Access to these functionalities are strictly limited to database managers only, as other users are not allowed to do any data update outside of the business rules (example: what would be the meaning of an 'undo' on a Purchase Order line once the Purchase Order has been agreed by the supplier?). To tell you the truth, we use this option very rarely (a few times a year?)
It's nearly the same like William's post (which I actually voted up), but I try to point out a little more detailed, why it is neccessary to implement a user undo (vs. using a database rollback).
It would be helpful to know more about your application, but I think for a user(-friendly) Undo/Redo the database is not the adequate layer to implement the feature.
The user wants to undo the actions he did, independent of if these lead to no/one/more database transactions
The user wants to undo the actions HE did (not anyone else's)
The database from my point of view is implementation detail, a tool, you use as a programmer for storing data. The rollback is a kind of undo that helps YOU in doing so, it's not a user-undo. Using the rollback would mean to involve the user in things he doesn't want to know about and does not understand (and doesn't have to), which is never a good idea.
As William posted, you need an implementation inside the client or on server side as part of a session, which tracks the steps of what you define as user-transaction and is able to undo these. If database transactions were made during those user transactions you need other db transactions to revoke these (if possible). Make sure to give valuable feedback if the undo is not possible, which again means, explain it business-wise not database-wise.

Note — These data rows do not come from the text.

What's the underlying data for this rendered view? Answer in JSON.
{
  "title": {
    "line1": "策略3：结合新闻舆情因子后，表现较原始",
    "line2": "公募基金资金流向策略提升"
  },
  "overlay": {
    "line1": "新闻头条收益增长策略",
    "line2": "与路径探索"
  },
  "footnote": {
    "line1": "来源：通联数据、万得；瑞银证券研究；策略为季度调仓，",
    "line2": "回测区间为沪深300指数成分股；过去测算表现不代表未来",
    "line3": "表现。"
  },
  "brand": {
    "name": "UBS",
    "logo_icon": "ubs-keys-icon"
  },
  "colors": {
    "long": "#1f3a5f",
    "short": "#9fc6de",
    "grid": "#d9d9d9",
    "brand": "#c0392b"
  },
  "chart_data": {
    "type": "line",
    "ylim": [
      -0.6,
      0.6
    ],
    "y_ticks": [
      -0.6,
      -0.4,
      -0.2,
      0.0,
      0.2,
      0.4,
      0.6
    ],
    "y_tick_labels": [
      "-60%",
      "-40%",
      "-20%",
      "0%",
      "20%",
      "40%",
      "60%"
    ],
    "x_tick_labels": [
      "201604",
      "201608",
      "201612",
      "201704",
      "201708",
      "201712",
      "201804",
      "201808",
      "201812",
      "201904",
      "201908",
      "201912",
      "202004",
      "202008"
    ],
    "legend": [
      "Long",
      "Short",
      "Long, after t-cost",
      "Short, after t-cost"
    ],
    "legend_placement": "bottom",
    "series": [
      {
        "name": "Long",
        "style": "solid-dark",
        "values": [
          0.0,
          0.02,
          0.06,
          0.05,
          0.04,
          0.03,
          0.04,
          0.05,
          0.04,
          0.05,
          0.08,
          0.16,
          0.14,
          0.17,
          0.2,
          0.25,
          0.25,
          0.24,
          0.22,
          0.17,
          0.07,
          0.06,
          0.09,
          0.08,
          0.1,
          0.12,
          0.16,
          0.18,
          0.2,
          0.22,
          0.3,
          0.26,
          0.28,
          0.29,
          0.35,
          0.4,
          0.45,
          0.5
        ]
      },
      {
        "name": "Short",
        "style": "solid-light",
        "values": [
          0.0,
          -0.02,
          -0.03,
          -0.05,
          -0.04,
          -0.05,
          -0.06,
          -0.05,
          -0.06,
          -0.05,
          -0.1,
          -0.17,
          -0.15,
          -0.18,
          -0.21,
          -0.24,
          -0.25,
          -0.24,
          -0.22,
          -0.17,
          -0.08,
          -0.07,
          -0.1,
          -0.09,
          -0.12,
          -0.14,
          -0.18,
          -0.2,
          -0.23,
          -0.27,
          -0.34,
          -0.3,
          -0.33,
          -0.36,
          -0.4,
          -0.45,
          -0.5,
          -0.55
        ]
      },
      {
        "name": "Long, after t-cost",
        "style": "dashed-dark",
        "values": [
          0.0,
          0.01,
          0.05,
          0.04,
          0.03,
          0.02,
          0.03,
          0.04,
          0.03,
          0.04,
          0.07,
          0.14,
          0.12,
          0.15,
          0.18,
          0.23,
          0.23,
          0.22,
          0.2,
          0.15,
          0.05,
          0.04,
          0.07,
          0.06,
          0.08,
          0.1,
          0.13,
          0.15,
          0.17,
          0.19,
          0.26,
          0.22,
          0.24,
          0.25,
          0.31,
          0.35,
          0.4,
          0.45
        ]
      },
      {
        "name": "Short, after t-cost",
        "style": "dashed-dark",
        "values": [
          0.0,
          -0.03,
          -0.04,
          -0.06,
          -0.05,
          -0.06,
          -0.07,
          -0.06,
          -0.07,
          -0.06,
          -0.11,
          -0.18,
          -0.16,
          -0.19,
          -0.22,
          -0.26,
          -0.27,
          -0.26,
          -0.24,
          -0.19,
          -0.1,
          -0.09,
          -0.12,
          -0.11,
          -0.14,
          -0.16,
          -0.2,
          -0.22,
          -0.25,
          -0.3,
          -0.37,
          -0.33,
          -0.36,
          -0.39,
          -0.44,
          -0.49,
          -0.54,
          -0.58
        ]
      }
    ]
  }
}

To maintain arbitrary rollback-to-previous semantics you will need to implement logical deletion in your database. This works as follows:
Each record has a 'Deleted' flag, version number and/or 'Current Indicator' flag, depending on how clever you need your reconstruction to be. In addition, you need a per entity key across all versions of that entity so you know which records actually refer to which specific entity. If you need to know the times a version was applicable to, you can also have 'From' and 'To' columns.
When you delete a record, you mark it as 'deleted'. When you change it, you create a new row and update the old row to reflect its obsolescence. With the version number, you can just find the previous number to roll back to.
If you need referential integrity (which you probably do, even if you think you don't) and can cope with the extra I/O you should also have a parent table with the key as a placeholder for the record across all versions.
On Oracle, clustered tables are useful for this; both the parent and version tables can be co-located, minimising the overhead for the I/O. On SQL Server, a covering index (possibly clustered on the entity key) including the key will reduce the extra I/O.